Sabtu, 15 September 2018

SOSIOLOGI PENDIDIKAN: UTS Menganalisis Kasus di Dunia Pendidikan (Semester 2)


MENGANALISIS KASUS DI DUNIA PENDIDIKAN
UJIAN TENGAH SEMESTER
Untuk Memenuhi Tugas Mata Kuliah
Sosiologi Pendidikan
Yang dibina oleh Datu Jatmiko, S.Pd. M.A.









Disusun Oleh:
Nama         : Risma Nur Izzati
Kelas         : PGMI-2A
NIM          : 17205153002




JURUSAN PENDIDIKAN GURU MADRASAH IBTIDAIYAH
FAKULTAS TARBIYAH DAN ILMU KEGURUAN
INSTITUT AGAMA ISLAM NEGERI
TULUNGAGUNG
April 2016

A.      Kasus

1.302 Anak di Sampang Putus Sekolah

Sejumlah siswa berbaris sebelum mengikuti upacara Senin (27/7/2015).
Liputan6.com, Sampang – Berdasarkan data Dinas Pendidikan Sampang, hingga 2015 tercatat 1.302 anak di kabupaten Sampang, Madura, Jawa Timur putus sekolah.
“Jumlah angka putus sekolah ini dari berbagai tingkatan pendidikan, mulai dari tingkat SD hingga SMA dan yang sederajat”, kata Kabid Kurikulum Dinas Pendidikan Sampang Arief Budiansor di Sampang, Kamis (10/12/2015) seperti dilansir Antara.
Menurut dia, mayoritas anak putus sekolah berasal dari tingkat Sekolah Dasar/Madrasah Ibtidaiyah. Tercatat sebanyak 657 siswa putus sekolah pada tingkat itu.
Sementara pada tingkat SMP/MTs ada 500 siswa yang tidak dapat melanjutkan sekolah, sisanya ada di tingkat SMA/SMK dan MA sebanyak 145 siswa.
Dia menjelaskan sebagian besar anak putus sekolah bukan karena biaya pendikan yang mahal.
Ada faktor lain yang lebih menonjol di kabupaten ini, seperti menikah usia dini. Ada pula yang memilih untuk merantau. Mereka mengikuti orangtuanya di luar Madura, seperti Kalimantan, Jakarta atau ke Surabaya. Bahkan ada yang ikut orang tuanya bekerja di luar negeri sebagai Tenaga Kerja Indonesia (TKI).
Umumnya siswa putus sekolah itu Berasal dari wilayah pedesaan dan lembaga pendidikan yang ada di bawah naungan yayasan atau pesantren. “Kalau di wilayah kota, hampir tidak ada anak putus sekolah.

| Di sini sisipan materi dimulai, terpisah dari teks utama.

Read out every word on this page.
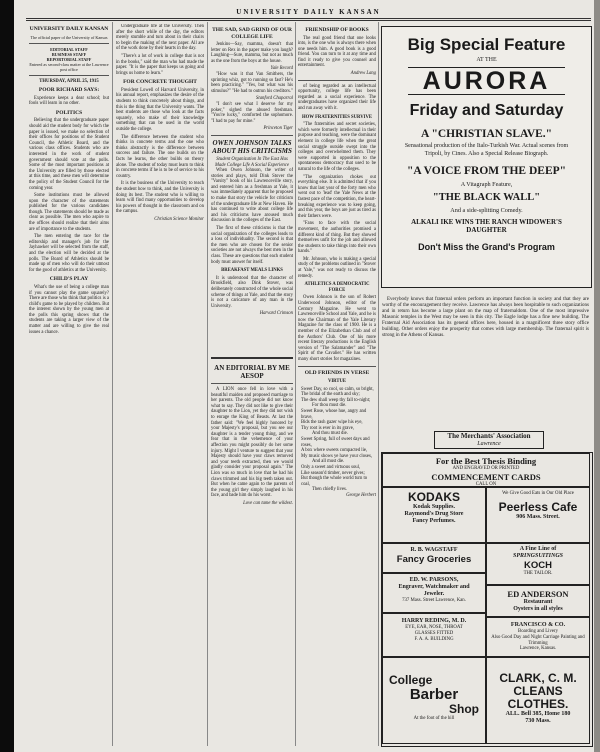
UNIVERSITY DAILY KANSAN
UNIVERSITY DAILY KANSAN
The official paper of the University of Kansas
EDITORIAL STAFF
BUSINESS STAFF
REPORTORIAL STAFF
Entered as second-class matter at the Lawrence post office
THURSDAY, APRIL 25, 1915
POOR RICHARD SAYS:

Experience keeps a dear school; but fools will learn in no other.

POLITICS

Believing that the undergraduate paper should aid the student body for which the paper is issued, we make no selection of their offices for positions of the Student Council, the Athletic Board, and the various class offices. Students who are interested in the work of student government should vote at the polls. Some of the most important positions at the University are filled by those elected at this time, and these men will determine the policy of the Student Council for the coming year.

Some institutions must be allowed upon the character of the statements published for the various candidates though. The statements should be made as clear as possible. The men who aspire to the offices should realize that their aims are of importance to the students.

The men entering the race for the editorship and manager's job for the Jayhawker will be selected from the staff, and the election will be decided at the polls. The Board of Athletics should be made up of men who will do their utmost for the good of athletics at the University.

CHILD'S PLAY

What's the use of being a college man if you cannot play the game squarely? There are those who think that politics is a child's game to be played by children. But the interest shown by the young men at the polls this spring shows that the students are taking a larger view of the matter and are willing to give the real issues a chance.

Undergraduate life at the University. Then after the short while of the day, the editors merely stumble and turn about in their chairs to begin the making of the next paper. All are of the work done by their hearts in the day.

"There's a lot of work in college that is not in the books," said the man who had made the paper. "It is the paper that keeps us going and brings us home to learn."

FOR CONCRETE THOUGHT

President Lowell of Harvard University, in his annual report, emphasizes the desire of the students to think concretely about things, and this is the thing that the University wants. The best students are those who look at the facts squarely, who make of their knowledge something that can be used in the world outside the college.

The difference between the student who thinks in concrete terms and the one who thinks abstractly is the difference between success and failure. The one builds on the facts he learns, the other builds on theory alone. The student of today must learn to think in concrete terms if he is to be of service to his country.

It is the business of the University to teach the student how to think, and the University is doing its best. The student who is willing to learn will find many opportunities to develop his powers of thought in the classroom and on the campus.

Christian Science Monitor
THE SAD, SAD GRIND OF OUR COLLEGE LIFE

Jenkins—Say, mamma, doesn't that letter on Rex in the paper make you laugh? Laughing—Sure, mamma, but not as much as the one from the boys at the house.

Yale Record

"How was it that Van Smithers, the sprinting whiz, got to running so fast? He's been practicing." "Yes, but what was his stimulus?" "He had to outrun his creditors."

Stanford Chaparral

"I don't see what I deserve for my poker," sighed the abused freshman. "You're lucky," comforted the sophomore. "I had to pay for mine."

Princeton Tiger
OWEN JOHNSON TALKS ABOUT HIS CRITICISMS
Student Organization In The East Has Made College Life A Social Experience

When Owen Johnson, the writer of stories and plays, told Dink Stover the "Varsity" book of his Lawrenceville story, and entered him as a freshman at Yale, it was immediately apparent that he proposed to make that story the vehicle for criticism of the undergraduate life at New Haven. He has continued to write about college life and his criticisms have aroused much discussion in the colleges of the East.

The first of these criticisms is that the social organization of the colleges leads to a loss of individuality. The second is that the men who are chosen for the senior societies are not always the best men in the class. These are questions that each student body must answer for itself.

BREAKFAST MEALS LINKS

It is understood that the character of Brookfield, also Dink Stover, was deliberately constructed of the whole social scheme of things at Yale, and that the story is not a caricature of any man in the University.

Harvard Crimson
AN EDITORIAL BY ME AESOP

A LION once fell in love with a beautiful maiden and proposed marriage to her parents. The old people did not know what to say. They did not like to give their daughter to the Lion, yet they did not wish to enrage the King of Beasts. At last the father said: "We feel highly honored by your Majesty's proposal, but you see our daughter is a tender young thing, and we fear that in the vehemence of your affection you might possibly do her some injury. Might I venture to suggest that your Majesty should have your claws removed and your teeth extracted, then we would gladly consider your proposal again." The Lion was so much in love that he had his claws trimmed and his big teeth taken out. But when he came again to the parents of the young girl they simply laughed in his face, and bade him do his worst.

Love can tame the wildest.
FRIENDSHIP OF BOOKS

The real good friend that one looks into, is the one who is always there when one needs him. A good book is a good friend. You can turn to it at any time and find it ready to give you counsel and entertainment.

Andrew Lang

of being regarded as an intellectual opportunity, college life has been regarded as a social experience. The undergraduates have organized their life and run away with it.

HOW FRATERNITIES SURVIVE

"The fraternities and secret societies, which were formerly intellectual in their purpose and teaching, were the dominant element in college life when the great social struggle outside swept into the colleges and overwhelmed them. They were supported in opposition to the spontaneous democracy that used to be natural to the life of the colleges.

"The organization chokes out everything else. It is admitted that if you know that last year of the forty men who went out to 'lead' the Yale News at the fastest pace of the competition, the heart-breaking experience was to keep going, and this year, the boys are just as tired as their fathers were.

"Fans to face with the social movement, the authorities promised a different kind of thing. But they showed themselves unfit for the job and allowed the students to take things into their own hands."

Mr. Johnson, who is making a special study of the problems outlined in "Stover at Yale," was not ready to discuss the remedy.

ATHLETICS A DEMOCRATIC FORCE

Owen Johnson is the son of Robert Underwood Johnson, editor of the Century Magazine. He went to Lawrenceville School and Yale, and he is now the Chairman of the Yale Literary Magazine for the class of 1900. He is a member of the Elizabethan Club and of the Authors' Club. One of his more recent literary productions is the English version of "The Salamander" and "The Spirit of the Cavalier." He has written many short stories for magazines.

OLD FRIENDS IN VERSE
VIRTUE
Sweet Day, so cool, so calm, so bright,
The bridal of the earth and sky;
The dew shall weep thy fall to-night;
For thou must die.
Sweet Rose, whose hue, angry and brave,
Bids the rash gazer wipe his eye,
Thy root is ever in its grave,
And thou must die.
Sweet Spring, full of sweet days and roses,
A box where sweets compacted lie,
My music shows ye have your closes,
And all must die.
Only a sweet and virtuous soul,
Like season'd timber, never gives;
But though the whole world turn to coal,
Then chiefly lives.
George Herbert
Big Special Feature
AT THE
AURORA
Friday and Saturday
A "CHRISTIAN SLAVE."
Sensational production of the Italo-Turkish War. Actual scenes from Tripoli, by Cines. Also a Special Release Biograph.
"A VOICE FROM THE DEEP"
A Vitagraph Feature,
"THE BLACK WALL"
And a side-splitting Comedy.
ALKALI IKE WINS THE RANCH WIDOWER'S DAUGHTER
Don't Miss the Grand's Program

Everybody knows that fraternal orders perform an important function in society and that they are worthy of the encouragement they receive. Lawrence has always been hospitable to such organizations and in return has become a large plant on the map of fraternaldom. One of the most impressive Masonic temples in the West may be seen in this city. The Eagle lodge has a fine new building. The Fraternal Aid Association has its general offices here, housed in a magnificent three story office building. Other orders enjoy the prosperity that comes with large membership. The fraternal spirit is strong in the Athens of Kansas.

The Merchants' Association
Lawrence
For the Best Thesis Binding
AND ENGRAVED OR PRINTED
COMMENCEMENT CARDS
CALL ON
KODAKS
Kodak Supplies.
Raymond's Drug Store
Fancy Perfumes.
We Give Good Eats in Our Old Place
Peerless Cafe
906 Mass. Street.
R. B. WAGSTAFF
Fancy Groceries
A Fine Line of
SPRINGSUITINGS
KOCH
THE TAILOR.
ED. W. PARSONS,
Engraver, Watchmaker and
Jeweler.
737 Mass. Street Lawrence, Kan.
ED ANDERSON
Restaurant
Oysters in all styles
HARRY REDING, M. D.
EYE, EAR, NOSE, THROAT
GLASSES FITTED
F. A. A. BUILDING
FRANCISCO & CO.
Boarding and Livery
Also Good Day and Night Carriage Painting and Trimming
Lawrence, Kansas.
College
Barber
Shop
At the foot of the hill
CLARK, C. M.
CLEANS
CLOTHES.
ALL. Bell 385, Home 180
730 Mass.
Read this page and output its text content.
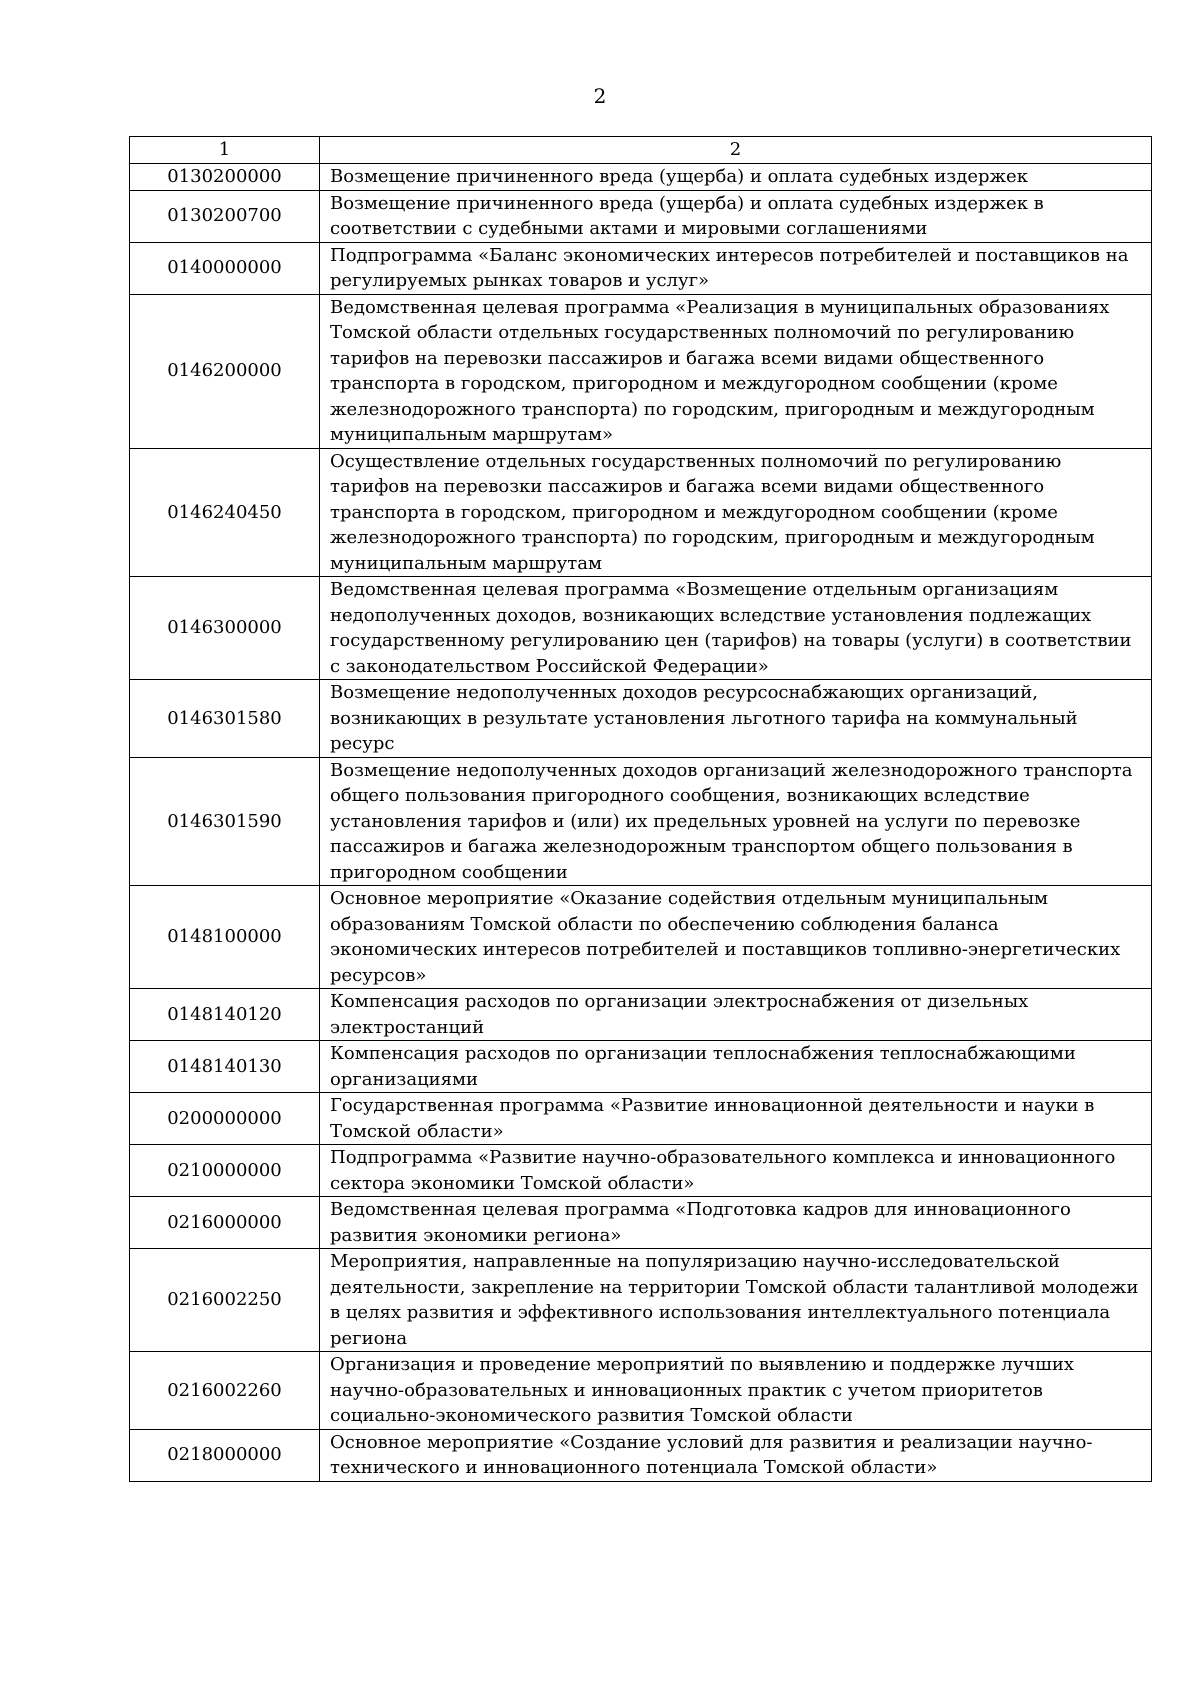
2
1	2
0130200000	Возмещение причиненного вреда (ущерба) и оплата судебных издержек
0130200700	Возмещение причиненного вреда (ущерба) и оплата судебных издержек в соответствии с судебными актами и мировыми соглашениями
0140000000	Подпрограмма «Баланс экономических интересов потребителей и поставщиков на регулируемых рынках товаров и услуг»
0146200000	Ведомственная целевая программа «Реализация в муниципальных образованиях Томской области отдельных государственных полномочий по регулированию тарифов на перевозки пассажиров и багажа всеми видами общественного транспорта в городском, пригородном и междугородном сообщении (кроме железнодорожного транспорта) по городским, пригородным и междугородным муниципальным маршрутам»
0146240450	Осуществление отдельных государственных полномочий по регулированию тарифов на перевозки пассажиров и багажа всеми видами общественного транспорта в городском, пригородном и междугородном сообщении (кроме железнодорожного транспорта) по городским, пригородным и междугородным муниципальным маршрутам
0146300000	Ведомственная целевая программа «Возмещение отдельным организациям недополученных доходов, возникающих вследствие установления подлежащих государственному регулированию цен (тарифов) на товары (услуги) в соответствии с законодательством Российской Федерации»
0146301580	Возмещение недополученных доходов ресурсоснабжающих организаций, возникающих в результате установления льготного тарифа на коммунальный ресурс
0146301590	Возмещение недополученных доходов организаций железнодорожного транспорта общего пользования пригородного сообщения, возникающих вследствие установления тарифов и (или) их предельных уровней на услуги по перевозке пассажиров и багажа железнодорожным транспортом общего пользования в пригородном сообщении
0148100000	Основное мероприятие «Оказание содействия отдельным муниципальным образованиям Томской области по обеспечению соблюдения баланса экономических интересов потребителей и поставщиков топливно-энергетических ресурсов»
0148140120	Компенсация расходов по организации электроснабжения от дизельных электростанций
0148140130	Компенсация расходов по организации теплоснабжения теплоснабжающими организациями
0200000000	Государственная программа «Развитие инновационной деятельности и науки в Томской области»
0210000000	Подпрограмма «Развитие научно-образовательного комплекса и инновационного сектора экономики Томской области»
0216000000	Ведомственная целевая программа «Подготовка кадров для инновационного развития экономики региона»
0216002250	Мероприятия, направленные на популяризацию научно-исследовательской деятельности, закрепление на территории Томской области талантливой молодежи в целях развития и эффективного использования интеллектуального потенциала региона
0216002260	Организация и проведение мероприятий по выявлению и поддержке лучших научно-образовательных и инновационных практик с учетом приоритетов социально-экономического развития Томской области
0218000000	Основное мероприятие «Создание условий для развития и реализации научно-технического и инновационного потенциала Томской области»
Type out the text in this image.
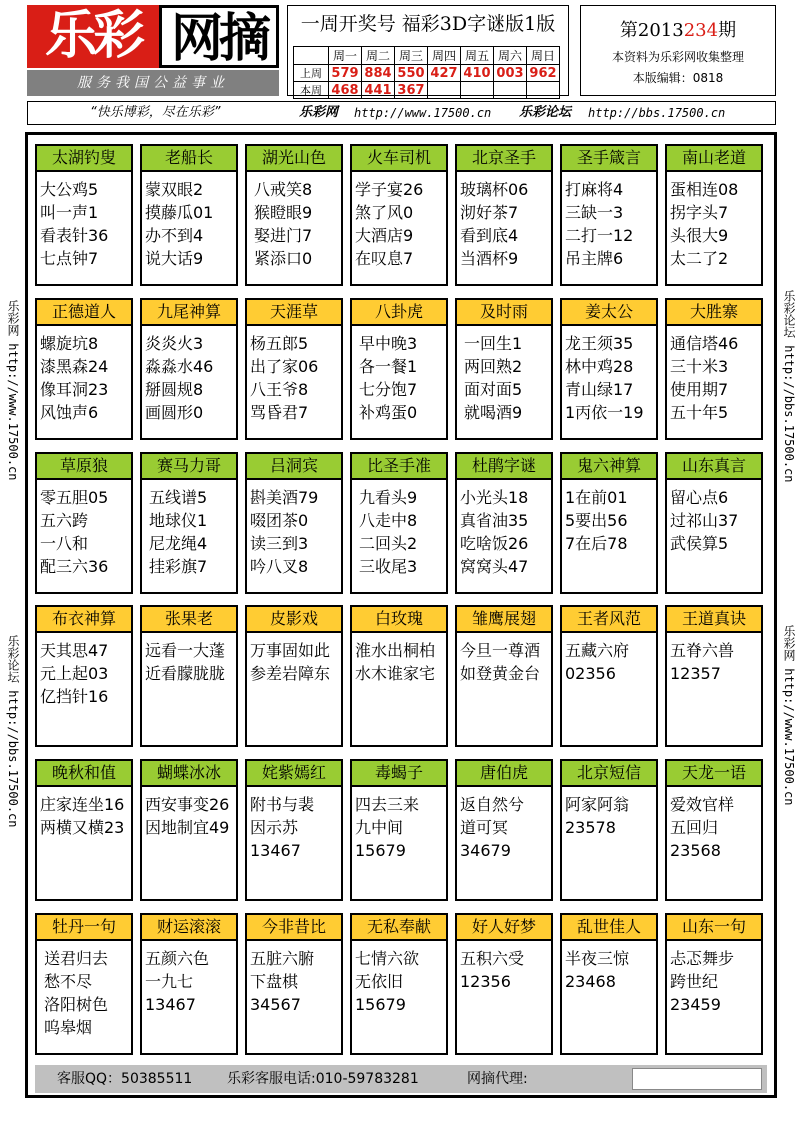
乐彩 网摘
服务我国公益事业
一周开奖号 福彩3D字谜版1版
	周一	周二	周三	周四	周五	周六	周日
上周	579	884	550	427	410	003	962
本周	468	441	367				
第2013234期
本资料为乐彩网收集整理
本版编辑：0818
“快乐博彩，尽在乐彩”	乐彩网 http://www.17500.cn 乐彩论坛 http://bbs.17500.cn
乐彩网 http://www.17500.cn
乐彩论坛 http://bbs.17500.cn
乐彩论坛 http://bbs.17500.cn
乐彩网 http://www.17500.cn
客服QQ：50385511 乐彩客服电话:010-59783281	网摘代理:
太湖钓叟
大公鸡5
叫一声1
看表针36
七点钟7
老船长
蒙双眼2
摸藤瓜01
办不到4
说大话9
湖光山色
八戒笑8
猴瞪眼9
娶进门7
紧添口0
火车司机
学子宴26
煞了风0
大酒店9
在叹息7
北京圣手
玻璃杯06
沏好茶7
看到底4
当酒杯9
圣手箴言
打麻将4
三缺一3
二打一12
吊主牌6
南山老道
蛋相连08
拐字头7
头很大9
太二了2
正德道人
螺旋坑8
漆黑森24
像耳洞23
风蚀声6
九尾神算
炎炎火3
淼淼水46
掰圆规8
画圆形0
天涯草
杨五郎5
出了家06
八王爷8
骂昏君7
八卦虎
早中晚3
各一餐1
七分饱7
补鸡蛋0
及时雨
一回生1
两回熟2
面对面5
就喝酒9
姜太公
龙王须35
林中鸡28
青山绿17
1丙依一19
大胜寨
通信塔46
三十米3
使用期7
五十年5
草原狼
零五胆05
五六跨
一八和
配三六36
赛马力哥
五线谱5
地球仪1
尼龙绳4
挂彩旗7
吕洞宾
斟美酒79
啜团茶0
读三到3
吟八叉8
比圣手准
九看头9
八走中8
二回头2
三收尾3
杜鹃字谜
小光头18
真省油35
吃啥饭26
窝窝头47
鬼六神算
1在前01
5要出56
7在后78
山东真言
留心点6
过祁山37
武侯算5
布衣神算
天其思47
元上起03
亿挡针16
张果老
远看一大蓬
近看朦胧胧
皮影戏
万事固如此
参差岩障东
白玫瑰
淮水出桐柏
水木谁家宅
雏鹰展翅
今旦一尊酒
如登黄金台
王者风范
五藏六府
02356
王道真诀
五脊六兽
12357
晚秋和值
庄家连坐16
两横又横23
蝴蝶冰冰
西安事变26
因地制宜49
姹紫嫣红
附书与裴
因示苏
13467
毒蝎子
四去三来
九中间
15679
唐伯虎
返自然兮
道可冥
34679
北京短信
阿家阿翁
23578
天龙一语
爱效官样
五回归
23568
牡丹一句
送君归去
愁不尽
洛阳树色
呜皋烟
财运滚滚
五颜六色
一九七
13467
今非昔比
五脏六腑
下盘棋
34567
无私奉献
七情六欲
无依旧
15679
好人好梦
五积六受
12356
乱世佳人
半夜三惊
23468
山东一句
忐忑舞步
跨世纪
23459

Kalaupun ada, karena faktor ekonomi. Tapi itu dulu, sekarang kan sudah ada Bantuan Operasional Sekolah”, ujar Budiansor.
Untuk menekan banyaknya pelajar yang putus sekolah, Disdik Sampang berupaya mendirikan sekolah unit baru di masing-masing kecamatan. Pemkab juga mengaktifkan program pendidikan kejar paket.
Selain itu, Disdik terus memberikan pemahaman kepada orang tua siswa akan pentingnya menuntaskan pendidikan. Ini merupakan bekal hidup setelah bermasyarakat.
Berdasarkan data BPS pada 2013, rata-rata nasional angka putus sekolah usia 7-12 tahun mencapai 0,67 persen atau 182.773 anak; usia 13-15 tahun sebanyak 2,21 persen atau 209.976 anak; dan usia 16-18 tahun mencapai 3,14 persen atau 2223.676 anak.
Provinsi Jawa Timur tercatat sebagai provinsi dengan anak putus sekolah terbanyak, yakni mencapai 35.546 anak. Sedangkan Kabupaten/kota terbanyak anak putus sekolah ialah di Kabupaten Sampang.

B.       Analisis
Putus sekolah menjadi masalah krusial dalam kehidupan berbangsa dan bernegara. Di Indonesia khususnya, Putus sekolah telah masuk ke dalam seluruh ranah masyarakat bahkan telah menjadi fenomena tersendiri, dan hal tersebutpun terjadi dengan latar belakang motif yang beragam. Tingginya angka putus sekolah membawa dampak yang sangat besar dalam kehidupan berbangsa dan bernegara. Tanpa kita sadari, anak yang putus sekolah dapat menimbulkan keresahan sosial, ekonomi, dan moral di masa depan. Oleh karena itu kasus putus sekolah ini membutuhkan perhatian yang serius dari berbagai pihak.
Dari sekian banyak faktor penyebab anak-anak putus sekolah diatas, yakni: faktor ekonomi, faktor pernikahan dini, serta faktor kurangnya pemahaman orang tua akan pentingnya pendidikan sehingga mereka lebih mementingkan anaknya untuk bekerja. Menurut pendapat saya faktor kesadaran orang tualah disini yang menjadi faktor vital penyebab berhentinya anak dari sekolah. Karena disisi lain merekalah yang menentukan iya tidaknya sang anak mengenyam pendidikan atau tidak. Sebab dapat dikatakan walaupun secara ekonomi pada dasarnya mereka (orang tua) tergolong tidak mampu , tapi jika mereka mempunyai keyakinan yang kuat akan pendidikan bagi anaknya, pasti sebagai orang tua dengan berbagai cara mereka akan giat berusaha untuk mencari uang agar anaknya bisa mendapatkan pendidikan, sebab di dalam diri mereka terdapat secercah harapan akan keyakinan bahwa pendidikan bisa mengubah nasib mereka. Dan sebaliknya meski secara finansial orang tua tergolong mampu tetapi jika mereka tidak mempunyai keyakinan atau pemahaman yang kuat akan pentingnya pendidikan, ya contohnya seperti fenomena sekarang ini, mereka tidak menomorsatukan pendidikan bagi buah hatinya, bagi mereka uanglah yang menentukan tingkat keberhasilan anaknya, bukan pendidikan.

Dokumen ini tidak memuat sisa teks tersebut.